New York City has given the world many things like hot dogs, teddy bears, Twinkies, Broadway musicals, toilet paper, Mr. Potato Head, and black and white cookies. Believe it or not, you can add some of the most famous Christmas traditions to that list. Cozy up with some gingerbread and hot cocoa, and get ready to learn about the history of Christmas in the city more festive than the North Pole itself.
1. Early 18th century New Yorkers reinvented the Christmas season.
Example #1: John Pintard, one of the founders of the New York Historical Society, which chose St. Nicholas as their patron saint, made him the official patron saint of New York.
Example #2: Pintard’s brother-in-law, Washington Irving, wrote a hit book titled “Diedrick Knickerbocker’s History of New York.” In this book, he explained that it was Santa Claus who told the Dutch to settle on Manhattan Island.
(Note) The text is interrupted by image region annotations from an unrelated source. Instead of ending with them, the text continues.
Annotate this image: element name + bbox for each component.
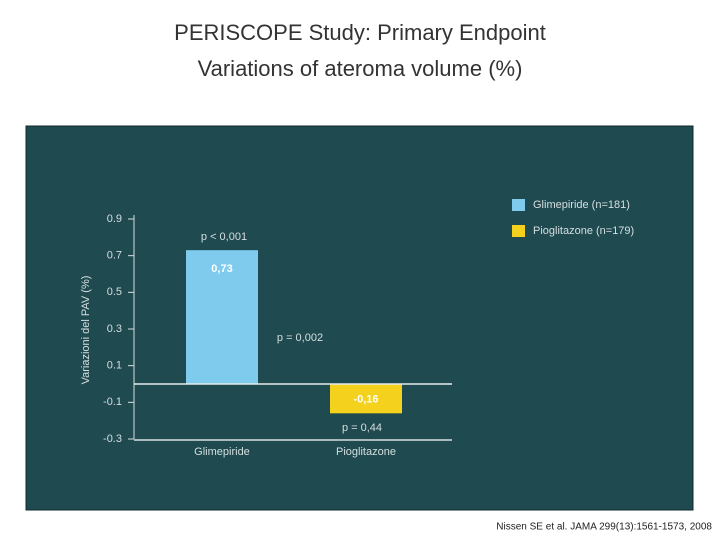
y-tick-label: 0.5	[107, 286, 122, 298]
y-tick-label: -0.3	[103, 433, 122, 445]
value-label: -0,16	[353, 394, 378, 406]
bar	[330, 384, 402, 414]
x-tick-label: Glimepiride	[194, 446, 250, 458]
legend-label: Pioglitazone (n=179)	[533, 225, 634, 237]
y-tick-label: -0.1	[103, 396, 122, 408]
y-tick-label: 0.3	[107, 323, 122, 335]
x-tick-label: Pioglitazone	[336, 446, 396, 458]
legend-label: Glimepiride (n=181)	[533, 199, 630, 211]
slide-title: PERISCOPE Study: Primary Endpoint	[174, 20, 546, 45]
bar	[186, 250, 258, 384]
annotation: p < 0,001	[201, 231, 247, 243]
y-tick-label: 0.7	[107, 250, 122, 262]
y-tick-label: 0.9	[107, 213, 122, 225]
legend-swatch	[512, 199, 525, 211]
annotation: p = 0,002	[277, 332, 323, 344]
y-tick-label: 0.1	[107, 360, 122, 372]
annotation: p = 0,44	[342, 422, 382, 434]
legend-swatch	[512, 225, 525, 237]
slide-subtitle: Variations of ateroma volume (%)	[198, 56, 523, 81]
value-label: 0,73	[211, 263, 232, 275]
citation: Nissen SE et al. JAMA 299(13):1561-1573,…	[496, 522, 712, 533]
y-axis-label: Variazioni del PAV (%)	[80, 276, 92, 385]
chart-panel	[25, 125, 694, 511]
He also started the rumor that “Sinterklaes” could disappear by touching his nose and escaping through your chimney.
Example #3: Clemet Moore is credited with the poem “A Visit From St. Nicholas.” His home on 21st street is where the world’s first Christmas Eve Santa sighting took place. Besides giving the reindeer their names, Moore moved Santa's trip from his feast day on December 6 to the night before Christmas -- Christmas Eve -- creating the link between Santa and JC himself.
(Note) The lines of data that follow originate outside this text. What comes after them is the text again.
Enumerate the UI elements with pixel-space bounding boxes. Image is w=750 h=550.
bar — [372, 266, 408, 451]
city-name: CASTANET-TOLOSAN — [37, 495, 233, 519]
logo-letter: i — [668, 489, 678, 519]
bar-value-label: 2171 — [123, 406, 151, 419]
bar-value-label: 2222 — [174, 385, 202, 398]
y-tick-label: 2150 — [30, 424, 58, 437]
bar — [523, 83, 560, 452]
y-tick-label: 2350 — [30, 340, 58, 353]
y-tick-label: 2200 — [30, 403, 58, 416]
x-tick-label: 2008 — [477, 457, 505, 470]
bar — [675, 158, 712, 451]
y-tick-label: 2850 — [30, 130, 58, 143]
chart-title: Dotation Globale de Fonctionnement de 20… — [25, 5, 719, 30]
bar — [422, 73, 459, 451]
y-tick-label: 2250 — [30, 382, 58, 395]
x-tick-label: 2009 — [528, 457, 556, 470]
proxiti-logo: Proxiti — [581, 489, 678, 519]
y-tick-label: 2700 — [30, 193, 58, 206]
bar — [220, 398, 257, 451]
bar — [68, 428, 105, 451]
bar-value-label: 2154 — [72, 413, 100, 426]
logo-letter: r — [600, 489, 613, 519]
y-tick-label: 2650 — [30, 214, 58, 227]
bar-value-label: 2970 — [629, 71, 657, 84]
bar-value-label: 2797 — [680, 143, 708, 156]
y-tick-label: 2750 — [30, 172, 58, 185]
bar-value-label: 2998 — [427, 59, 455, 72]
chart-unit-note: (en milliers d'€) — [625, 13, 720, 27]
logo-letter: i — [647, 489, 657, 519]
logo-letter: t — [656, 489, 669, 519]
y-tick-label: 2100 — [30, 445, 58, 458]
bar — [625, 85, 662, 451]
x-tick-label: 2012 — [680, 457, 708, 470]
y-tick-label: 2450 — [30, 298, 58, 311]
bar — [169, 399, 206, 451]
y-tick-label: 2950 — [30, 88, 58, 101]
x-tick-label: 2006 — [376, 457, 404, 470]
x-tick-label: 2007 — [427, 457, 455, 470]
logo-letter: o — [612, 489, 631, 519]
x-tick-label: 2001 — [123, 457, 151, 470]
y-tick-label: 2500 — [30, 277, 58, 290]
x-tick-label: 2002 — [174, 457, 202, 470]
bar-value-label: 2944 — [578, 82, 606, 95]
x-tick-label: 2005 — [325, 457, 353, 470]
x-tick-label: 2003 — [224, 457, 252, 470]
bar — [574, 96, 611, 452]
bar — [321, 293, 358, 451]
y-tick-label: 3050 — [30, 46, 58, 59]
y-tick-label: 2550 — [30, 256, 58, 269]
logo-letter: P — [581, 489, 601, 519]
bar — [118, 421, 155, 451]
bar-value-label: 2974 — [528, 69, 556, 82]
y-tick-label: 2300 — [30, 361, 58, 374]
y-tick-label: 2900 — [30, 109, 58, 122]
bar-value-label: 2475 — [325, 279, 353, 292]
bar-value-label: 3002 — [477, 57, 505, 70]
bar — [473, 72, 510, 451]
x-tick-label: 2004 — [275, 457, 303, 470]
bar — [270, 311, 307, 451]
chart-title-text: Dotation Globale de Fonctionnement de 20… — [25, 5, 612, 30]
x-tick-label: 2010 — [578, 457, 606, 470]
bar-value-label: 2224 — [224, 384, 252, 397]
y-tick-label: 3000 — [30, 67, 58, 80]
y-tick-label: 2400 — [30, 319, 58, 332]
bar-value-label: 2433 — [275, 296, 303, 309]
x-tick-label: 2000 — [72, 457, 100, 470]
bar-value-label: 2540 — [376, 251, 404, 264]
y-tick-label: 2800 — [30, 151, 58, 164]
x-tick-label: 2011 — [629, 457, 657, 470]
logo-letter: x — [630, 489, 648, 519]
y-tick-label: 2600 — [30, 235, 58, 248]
2. The New York Sun proved that there is a Santa Claus in 1897 when an editor answered a letter from a little girl, to which he replied, "Yes Virginia, there is a Santa Claus."
3. O. Henry wrote the classic Christmas story of sacrifice “The Gift of the Magi" in the second booth from the front in Pete's Tavern on Irving Place.
4. During the worst years of the Depression, workers building Rockefeller Center chipped in a put up a Christmas tree to celebrate the season. Eighty-six years later, this custom is still carried on with celebrities like Mariah Carey and Justin Bieber providing entertainment and beloved news anchor Al Roker.
5. Irving Berlin, a Jewish New Yorker from the Lower East Side of Manhattan, wrote the greatest Christmas song ever “White Christmas."
6. The town where one of the most acclaimed films ever made, "It’s A Wonderful Life” was set was based on the real town of Bedford, just outside of NYC. Seneca Falls can claim they are the real Bedford Falls all they want, but I thought I saw road signs in the movie pointing to Katonah and Chappaqua… both a short cab ride from Bedford.
7. And once again, New York not only proved that there is a Santa Claus, but we learned that he’s a seasonal worker at Macy’s when he is not busy with his day job on Christmas Eve in “Miracle on 34th Street.” I understand the working title was “Miracle in Des Moines,” but it didn’t quite have that special ring to it.
8. Rankin & Bass, headquartered in NYC, not only gave us our Christmas heroes like Rudolph, Frosty, and the Little Drummer Boy, but also the villainous Abdominal Snowman, Heat Mizer and the Burgermeister Meisterburger.
9. New York City television station PIX Channel 11 invented the Yule Log, the world’s first .GIF and virtual Christmas experience.
10. Lastly, modern movies like “Home Alone” and “Elf” showed both the loneliness and the magic of Christmas in New York.
Without New York City, it can be safe to say that Christmas would not be the same as it is now. And for that, I'm forever thankful.